Homebuyers have been shellshocked by surging rates, which have sent home loan applications and home sales down sharply. Sales hit a 13-year low in September as buyers paused their home search, waiting for more inventory and lower mortgage rates.
But as mortgage rates dipped last week, there was a 2.5% increase in all applications for loans from a week ago, according to the Mortgage Bankers Association. Applications for a mortgage to purchase a home went up by 3%.
“Applications for both purchase and refinance loans were up over the week but remained at low levels,” said Joel Kan, MBA’s vice president and deputy chief economist. “The purchase index is still more than 20% behind last year’s pace, as many homebuyers remain on the sidelines until more for-sale inventory becomes available.”
The Federal Reserve’s decision at last week’s monetary policy meeting to keep interest rates where they were was good news for homebuyers struggling with sky-high mortgage rates, but the option for an additional Fed rate hike is still on the table.
“More economic indicators are needed to determine whether the current policy is ‘restrictive enough’ to bring inflation back to the [Fed’s] 2% target,” said Jiayi Xu, an economist at Realtor.com.
While the Fed does not set the interest rates that borrowers pay on mortgages directly, its actions influence them. Mortgage rates tend to track the yield on 10-year US Treasuries, which move based on a combination of anticipation about the Fed’s actions, what the Fed actually ends up doing and investors’ reactions. When Treasury yields go up, so do mortgage rates; when they go down, mortgage rates tend to follow.
Meanwhile, Xu said, the October jobs report, which revealed moderate job growth and reduced wage pressures, might boost confidence among policymakers that the economy will continue to ease without the need for more Fed rate hikes in the coming months. The Fed’s last rate-setting meeting of the year is scheduled for December 12-13.
“As the possibility of a rate hike remains on the table, investors are likely to exercise caution in their positioning, and the expectations for [mortgage] rates to stay steady to slightly higher remains,” said Xu.
Homebuyers are getting a little break in rates just as unaffordability reaches new heights.
While the median price of a home in October was about the same as last year, according to Realtor.com, mortgage rates that have been over 7% since mid-August have resulted in a significant increase in the cost of financing a typical home purchase.
The monthly cost to buy a home has risen by over $166. That’s a 7.4% increase compared to the previous year and a new record in the year-over-year increase in the cost of buying a home, Realtor.com has found.
But while mortgage rates remain relatively high, the difference between rates now and what they were a year ago has narrowed, said Lisa Sturtevant, chief economist at Bright Multiple Listing Service.
“In many ways, market conditions are similar to what they were last November,” she said. “The difference is that consumers have adjusted their expectations about mortgage rates.”

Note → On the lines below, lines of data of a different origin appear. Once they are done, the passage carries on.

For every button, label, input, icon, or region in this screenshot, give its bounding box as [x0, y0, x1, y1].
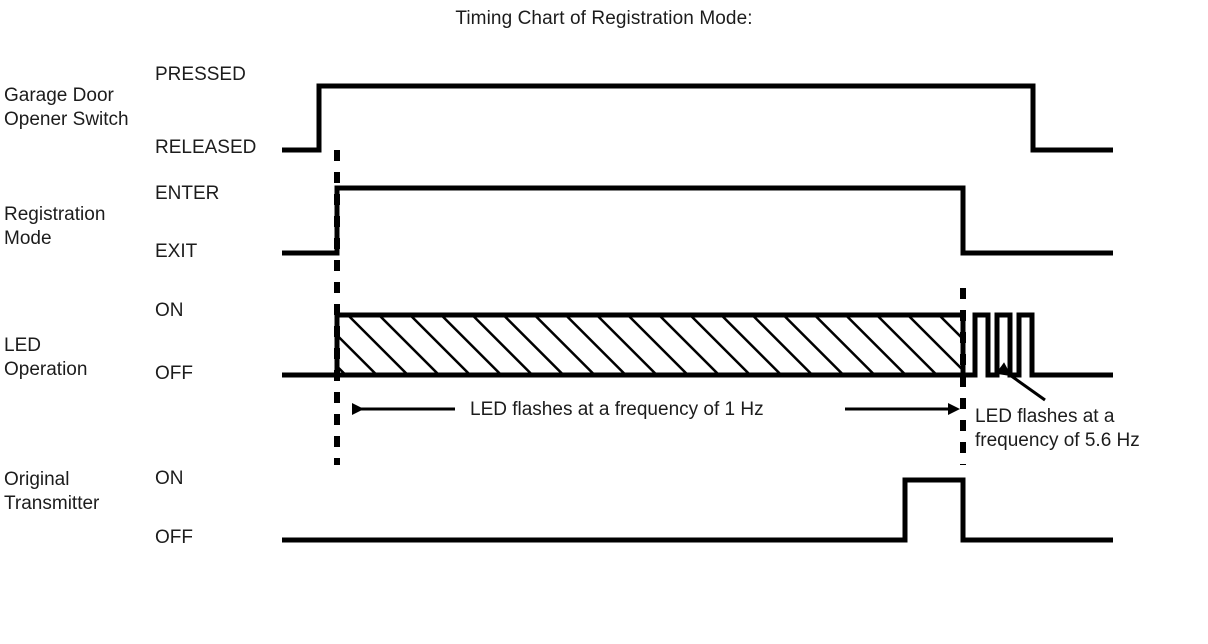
state-label-led-off: OFF: [155, 363, 193, 384]
state-label-enter: ENTER: [155, 183, 220, 204]
annotation-1hz: LED flashes at a frequency of 1 Hz: [470, 399, 764, 420]
waveform-garage-door-opener-switch: [282, 83, 1113, 153]
row-label-original-transmitter: Original Transmitter: [4, 469, 100, 514]
state-label-released: RELEASED: [155, 137, 257, 158]
waveform-original-transmitter: [282, 477, 1113, 543]
row-label-registration-mode: Registration Mode: [4, 204, 106, 249]
pointer-arrow-fast-flash: [995, 362, 1046, 402]
led-hatched-block: [334, 312, 966, 378]
row-label-led-operation: LED Operation: [4, 335, 88, 380]
row-label-garage-door-opener-switch: Garage Door Opener Switch: [4, 85, 129, 130]
state-label-transmitter-off: OFF: [155, 527, 193, 548]
state-label-exit: EXIT: [155, 241, 198, 262]
state-label-led-on: ON: [155, 300, 184, 321]
waveform-led-fast-pulses: [963, 312, 1113, 378]
state-label-transmitter-on: ON: [155, 468, 184, 489]
page-title: Timing Chart of Registration Mode:: [455, 8, 753, 29]
waveform-registration-mode: [282, 185, 1113, 256]
annotation-5-6hz: LED flashes at a frequency of 5.6 Hz: [975, 406, 1140, 451]
state-label-pressed: PRESSED: [155, 64, 246, 85]
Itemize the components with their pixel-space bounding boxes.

“Many buyers are pressing on and will act quickly when they see rates dip,” she said. “Other prospective homebuyers will bide their time until after the first of the year, hoping for lower rates and more inventory.”
While rates are expected to come down in 2024, she said, they are not forecast to return to pandemic levels.
“We are in a new era for mortgage rates, where prospective homebuyers can expect rates to settle above 6%,” said Sturtevant.